Not "to cheat the system," Sejoon also spoke about his pieces. He explained that, just as you like to order your food so you know what's in it, it is helpful to know what to expect from a music piece. He began with an "appetizer" - two sonatas by Scarlatti. He wrote over a hundred of these, inspired by his love for a Spanish princess. Sejoon would "just have gotten her a flower every day," but Scarlatti was a musical genius. Just as promised, the music was charming and sweet. His voicing of the lines and harmonic progressions was particularly sweet.
Next, though he "hated to keep making food references," Sejoon served a Spring salad; that is, Schubert's Sonata no. 13 in A major, which always reminds him of Spring. One of the contestants said afterward that he always disliked this piece, until hearing Sejoon's interpretation. The first movement was pleasant and beautiful; the second was peaceful and idyllic, after settling a voicing issue in the opening bars; and the last was lively - not only with energy, but with his timing.
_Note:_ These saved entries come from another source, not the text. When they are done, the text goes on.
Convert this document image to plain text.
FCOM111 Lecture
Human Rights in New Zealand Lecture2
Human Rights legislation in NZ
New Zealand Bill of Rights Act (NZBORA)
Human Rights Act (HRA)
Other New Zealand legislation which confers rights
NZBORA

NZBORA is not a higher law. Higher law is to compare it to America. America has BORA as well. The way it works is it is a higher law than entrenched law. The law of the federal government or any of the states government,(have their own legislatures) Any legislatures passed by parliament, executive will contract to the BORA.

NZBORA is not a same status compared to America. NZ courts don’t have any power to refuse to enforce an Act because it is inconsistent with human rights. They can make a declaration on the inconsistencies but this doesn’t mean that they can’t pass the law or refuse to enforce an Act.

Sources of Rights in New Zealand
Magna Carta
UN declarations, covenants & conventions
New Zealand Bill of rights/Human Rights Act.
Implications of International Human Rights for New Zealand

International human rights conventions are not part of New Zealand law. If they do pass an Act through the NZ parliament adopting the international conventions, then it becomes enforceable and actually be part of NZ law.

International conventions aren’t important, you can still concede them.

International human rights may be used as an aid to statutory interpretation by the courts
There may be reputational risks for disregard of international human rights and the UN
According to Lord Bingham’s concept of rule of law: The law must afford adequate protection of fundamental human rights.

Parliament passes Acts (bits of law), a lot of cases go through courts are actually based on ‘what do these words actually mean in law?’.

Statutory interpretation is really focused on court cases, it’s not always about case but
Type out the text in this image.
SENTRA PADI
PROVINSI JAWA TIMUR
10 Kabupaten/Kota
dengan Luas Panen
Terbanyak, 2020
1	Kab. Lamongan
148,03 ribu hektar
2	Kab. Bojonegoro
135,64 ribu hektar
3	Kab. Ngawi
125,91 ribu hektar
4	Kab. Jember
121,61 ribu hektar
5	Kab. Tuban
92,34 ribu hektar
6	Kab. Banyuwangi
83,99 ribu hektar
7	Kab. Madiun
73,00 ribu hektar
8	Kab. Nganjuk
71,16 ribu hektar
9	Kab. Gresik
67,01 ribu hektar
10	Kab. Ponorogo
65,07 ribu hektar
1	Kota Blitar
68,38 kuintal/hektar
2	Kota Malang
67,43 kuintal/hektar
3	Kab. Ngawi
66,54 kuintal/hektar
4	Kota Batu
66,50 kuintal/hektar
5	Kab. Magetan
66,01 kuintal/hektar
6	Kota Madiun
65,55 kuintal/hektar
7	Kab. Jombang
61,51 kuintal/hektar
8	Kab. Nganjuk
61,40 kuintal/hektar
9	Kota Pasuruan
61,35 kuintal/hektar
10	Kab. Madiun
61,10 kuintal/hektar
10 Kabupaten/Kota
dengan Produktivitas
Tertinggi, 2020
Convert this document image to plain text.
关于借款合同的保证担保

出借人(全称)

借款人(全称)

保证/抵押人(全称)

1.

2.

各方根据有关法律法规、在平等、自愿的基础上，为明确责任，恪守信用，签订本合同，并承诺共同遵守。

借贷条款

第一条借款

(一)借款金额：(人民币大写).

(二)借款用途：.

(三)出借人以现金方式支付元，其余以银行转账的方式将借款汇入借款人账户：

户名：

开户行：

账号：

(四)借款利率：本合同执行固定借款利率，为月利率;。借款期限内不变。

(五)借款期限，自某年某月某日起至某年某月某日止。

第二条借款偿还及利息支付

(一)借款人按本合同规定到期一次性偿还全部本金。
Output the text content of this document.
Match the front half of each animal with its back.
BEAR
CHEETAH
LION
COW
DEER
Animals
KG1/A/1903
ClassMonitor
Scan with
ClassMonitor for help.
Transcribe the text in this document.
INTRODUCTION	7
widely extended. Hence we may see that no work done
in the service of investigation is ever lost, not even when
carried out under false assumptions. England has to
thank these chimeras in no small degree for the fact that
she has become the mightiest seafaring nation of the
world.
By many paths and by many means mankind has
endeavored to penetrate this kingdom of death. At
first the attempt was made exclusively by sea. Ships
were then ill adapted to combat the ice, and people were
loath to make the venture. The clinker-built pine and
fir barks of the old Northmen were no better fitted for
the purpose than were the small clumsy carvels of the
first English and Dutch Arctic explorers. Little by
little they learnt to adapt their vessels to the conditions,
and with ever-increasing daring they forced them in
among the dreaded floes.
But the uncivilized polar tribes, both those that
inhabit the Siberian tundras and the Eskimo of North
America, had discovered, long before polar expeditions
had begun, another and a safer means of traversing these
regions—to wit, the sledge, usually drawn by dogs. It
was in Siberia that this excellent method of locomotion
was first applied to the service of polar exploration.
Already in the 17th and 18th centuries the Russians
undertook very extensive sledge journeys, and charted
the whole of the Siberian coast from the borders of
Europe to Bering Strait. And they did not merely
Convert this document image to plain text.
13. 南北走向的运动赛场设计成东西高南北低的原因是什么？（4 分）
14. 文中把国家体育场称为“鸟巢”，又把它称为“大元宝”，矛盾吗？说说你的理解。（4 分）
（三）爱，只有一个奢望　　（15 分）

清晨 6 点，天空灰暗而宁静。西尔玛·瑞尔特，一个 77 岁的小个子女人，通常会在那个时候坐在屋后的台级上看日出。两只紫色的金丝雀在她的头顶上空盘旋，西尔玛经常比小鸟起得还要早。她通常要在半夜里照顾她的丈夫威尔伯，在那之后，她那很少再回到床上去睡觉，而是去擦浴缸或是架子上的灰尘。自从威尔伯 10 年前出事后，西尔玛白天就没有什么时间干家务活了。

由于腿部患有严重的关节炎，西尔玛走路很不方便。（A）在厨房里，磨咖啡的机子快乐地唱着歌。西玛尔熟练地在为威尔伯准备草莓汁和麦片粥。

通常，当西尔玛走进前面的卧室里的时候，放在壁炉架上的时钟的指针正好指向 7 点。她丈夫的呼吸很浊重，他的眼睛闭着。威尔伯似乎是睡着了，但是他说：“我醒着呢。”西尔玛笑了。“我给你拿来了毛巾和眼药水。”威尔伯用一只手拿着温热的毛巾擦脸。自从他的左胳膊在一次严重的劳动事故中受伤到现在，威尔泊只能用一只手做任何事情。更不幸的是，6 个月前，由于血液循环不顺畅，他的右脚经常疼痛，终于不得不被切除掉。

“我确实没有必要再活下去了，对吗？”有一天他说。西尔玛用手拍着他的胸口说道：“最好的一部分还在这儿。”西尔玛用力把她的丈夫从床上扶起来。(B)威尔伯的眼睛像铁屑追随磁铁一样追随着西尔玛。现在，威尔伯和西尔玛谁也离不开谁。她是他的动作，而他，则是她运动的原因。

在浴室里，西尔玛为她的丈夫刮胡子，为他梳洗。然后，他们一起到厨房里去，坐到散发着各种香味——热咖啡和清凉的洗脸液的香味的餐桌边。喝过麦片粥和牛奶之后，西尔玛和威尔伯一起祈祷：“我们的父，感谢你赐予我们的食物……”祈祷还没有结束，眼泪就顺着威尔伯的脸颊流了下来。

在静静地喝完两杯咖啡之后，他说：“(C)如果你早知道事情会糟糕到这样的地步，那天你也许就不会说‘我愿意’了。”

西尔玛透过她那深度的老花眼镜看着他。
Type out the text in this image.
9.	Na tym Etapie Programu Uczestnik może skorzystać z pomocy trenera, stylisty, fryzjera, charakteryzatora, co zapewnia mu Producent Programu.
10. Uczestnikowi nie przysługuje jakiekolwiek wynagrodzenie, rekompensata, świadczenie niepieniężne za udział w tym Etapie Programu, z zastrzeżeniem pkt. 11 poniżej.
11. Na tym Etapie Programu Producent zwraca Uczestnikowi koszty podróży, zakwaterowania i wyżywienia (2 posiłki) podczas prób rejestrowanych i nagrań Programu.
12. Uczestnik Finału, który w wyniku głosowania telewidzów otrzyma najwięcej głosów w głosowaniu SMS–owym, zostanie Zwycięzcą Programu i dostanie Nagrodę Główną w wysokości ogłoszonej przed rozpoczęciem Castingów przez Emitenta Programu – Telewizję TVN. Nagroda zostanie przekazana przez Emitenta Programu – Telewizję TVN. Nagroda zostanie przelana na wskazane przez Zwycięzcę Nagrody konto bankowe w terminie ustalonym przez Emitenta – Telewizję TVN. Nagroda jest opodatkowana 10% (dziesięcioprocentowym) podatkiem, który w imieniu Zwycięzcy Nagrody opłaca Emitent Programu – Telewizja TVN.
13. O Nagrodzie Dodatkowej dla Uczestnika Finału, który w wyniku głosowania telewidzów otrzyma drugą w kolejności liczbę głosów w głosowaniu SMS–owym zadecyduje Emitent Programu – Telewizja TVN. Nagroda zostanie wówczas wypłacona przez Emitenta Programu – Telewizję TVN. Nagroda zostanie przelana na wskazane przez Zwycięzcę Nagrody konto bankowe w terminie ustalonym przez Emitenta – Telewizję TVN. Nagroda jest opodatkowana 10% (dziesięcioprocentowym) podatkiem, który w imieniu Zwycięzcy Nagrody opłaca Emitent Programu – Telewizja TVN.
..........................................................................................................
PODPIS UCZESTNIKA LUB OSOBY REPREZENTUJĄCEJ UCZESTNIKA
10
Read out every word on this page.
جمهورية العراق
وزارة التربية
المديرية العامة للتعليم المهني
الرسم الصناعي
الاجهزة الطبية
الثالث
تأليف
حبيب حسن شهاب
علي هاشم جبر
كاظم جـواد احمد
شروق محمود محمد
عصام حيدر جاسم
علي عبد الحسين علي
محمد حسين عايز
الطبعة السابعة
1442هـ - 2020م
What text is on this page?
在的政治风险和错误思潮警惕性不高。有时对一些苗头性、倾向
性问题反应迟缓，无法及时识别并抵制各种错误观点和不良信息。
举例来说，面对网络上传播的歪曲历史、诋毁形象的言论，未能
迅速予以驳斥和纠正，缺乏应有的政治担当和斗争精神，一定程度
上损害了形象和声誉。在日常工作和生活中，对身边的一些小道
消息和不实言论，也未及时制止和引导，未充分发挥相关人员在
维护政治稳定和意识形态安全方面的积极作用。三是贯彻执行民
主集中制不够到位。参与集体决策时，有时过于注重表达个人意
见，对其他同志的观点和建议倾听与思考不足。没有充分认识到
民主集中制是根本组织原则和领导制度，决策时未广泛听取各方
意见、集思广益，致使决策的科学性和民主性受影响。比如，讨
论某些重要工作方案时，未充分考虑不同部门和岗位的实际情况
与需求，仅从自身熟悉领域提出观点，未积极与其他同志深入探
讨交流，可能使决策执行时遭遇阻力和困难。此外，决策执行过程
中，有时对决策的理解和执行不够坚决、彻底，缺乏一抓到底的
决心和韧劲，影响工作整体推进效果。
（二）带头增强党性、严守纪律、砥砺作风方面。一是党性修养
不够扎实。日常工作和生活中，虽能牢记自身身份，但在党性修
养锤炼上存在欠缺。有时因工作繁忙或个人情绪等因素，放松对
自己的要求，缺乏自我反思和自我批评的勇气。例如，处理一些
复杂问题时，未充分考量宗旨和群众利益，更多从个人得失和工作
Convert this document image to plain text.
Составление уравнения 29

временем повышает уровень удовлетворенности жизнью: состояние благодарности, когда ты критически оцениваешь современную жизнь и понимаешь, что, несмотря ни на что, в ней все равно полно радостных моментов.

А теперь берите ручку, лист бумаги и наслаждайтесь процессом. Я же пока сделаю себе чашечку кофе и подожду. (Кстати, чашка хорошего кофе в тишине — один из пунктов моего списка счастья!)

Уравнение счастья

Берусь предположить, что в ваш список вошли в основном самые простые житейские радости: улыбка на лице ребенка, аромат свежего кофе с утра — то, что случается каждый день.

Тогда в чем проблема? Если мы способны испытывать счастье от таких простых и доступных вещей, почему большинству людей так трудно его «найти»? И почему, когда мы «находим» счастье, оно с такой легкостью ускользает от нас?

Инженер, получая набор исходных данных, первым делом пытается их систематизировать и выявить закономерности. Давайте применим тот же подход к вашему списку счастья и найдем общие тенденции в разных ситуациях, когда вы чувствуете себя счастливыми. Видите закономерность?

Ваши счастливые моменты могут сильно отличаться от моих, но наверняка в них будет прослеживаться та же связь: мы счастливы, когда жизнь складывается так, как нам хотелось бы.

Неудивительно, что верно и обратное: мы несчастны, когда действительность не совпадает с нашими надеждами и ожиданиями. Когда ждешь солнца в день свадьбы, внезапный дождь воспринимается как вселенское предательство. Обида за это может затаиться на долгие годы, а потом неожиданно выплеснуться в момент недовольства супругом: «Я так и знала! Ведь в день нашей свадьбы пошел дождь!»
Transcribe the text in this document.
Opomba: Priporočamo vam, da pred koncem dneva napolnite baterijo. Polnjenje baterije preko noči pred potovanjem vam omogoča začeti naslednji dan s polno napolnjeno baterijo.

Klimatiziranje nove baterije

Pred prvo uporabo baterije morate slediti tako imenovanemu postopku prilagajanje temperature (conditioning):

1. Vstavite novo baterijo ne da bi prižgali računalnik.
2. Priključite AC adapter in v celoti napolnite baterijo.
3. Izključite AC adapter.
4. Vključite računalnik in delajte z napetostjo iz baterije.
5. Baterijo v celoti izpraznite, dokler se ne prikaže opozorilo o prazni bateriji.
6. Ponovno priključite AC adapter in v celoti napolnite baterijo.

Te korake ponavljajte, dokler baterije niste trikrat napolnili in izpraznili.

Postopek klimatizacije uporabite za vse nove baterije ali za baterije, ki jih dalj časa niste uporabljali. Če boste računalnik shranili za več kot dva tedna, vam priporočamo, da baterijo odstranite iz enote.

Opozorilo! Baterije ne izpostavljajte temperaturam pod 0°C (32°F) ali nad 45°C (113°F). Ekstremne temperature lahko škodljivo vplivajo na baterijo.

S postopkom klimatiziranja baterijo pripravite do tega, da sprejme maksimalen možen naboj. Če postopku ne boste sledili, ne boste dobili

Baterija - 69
It reminded me of the great Josef Lhevinne's statement, "Play the rests!"
As an "afterthought," Sejoon added Schumann's Arabesque in C major - simple and beautiful. In the B section, the listener was cast into a new world; one that was dreamy and lost in thoughts.
Glinka's The Lark was cheerfully songful and sparkling. This was followed with the heavy, serious Rachmaninoff Sonata no. 2 in B-flat minor. Sejoon talked about the serious and sad life of Rachmaninoff, and proceeded to communicate that feeling with his playing. There were spacious reflections and deep emotion, bringing to mind Rachmaninoff's statement that while others write music from their head, he writes from the heart.
The audience couldn't get enough of Sejoon. His first encore was Liszt's Hungarian Rhapsody no. 13. Following extended applause, he asked, "Would you like more?" and proceeded to play another exciting show piece with a thunderous technique and resounding approval.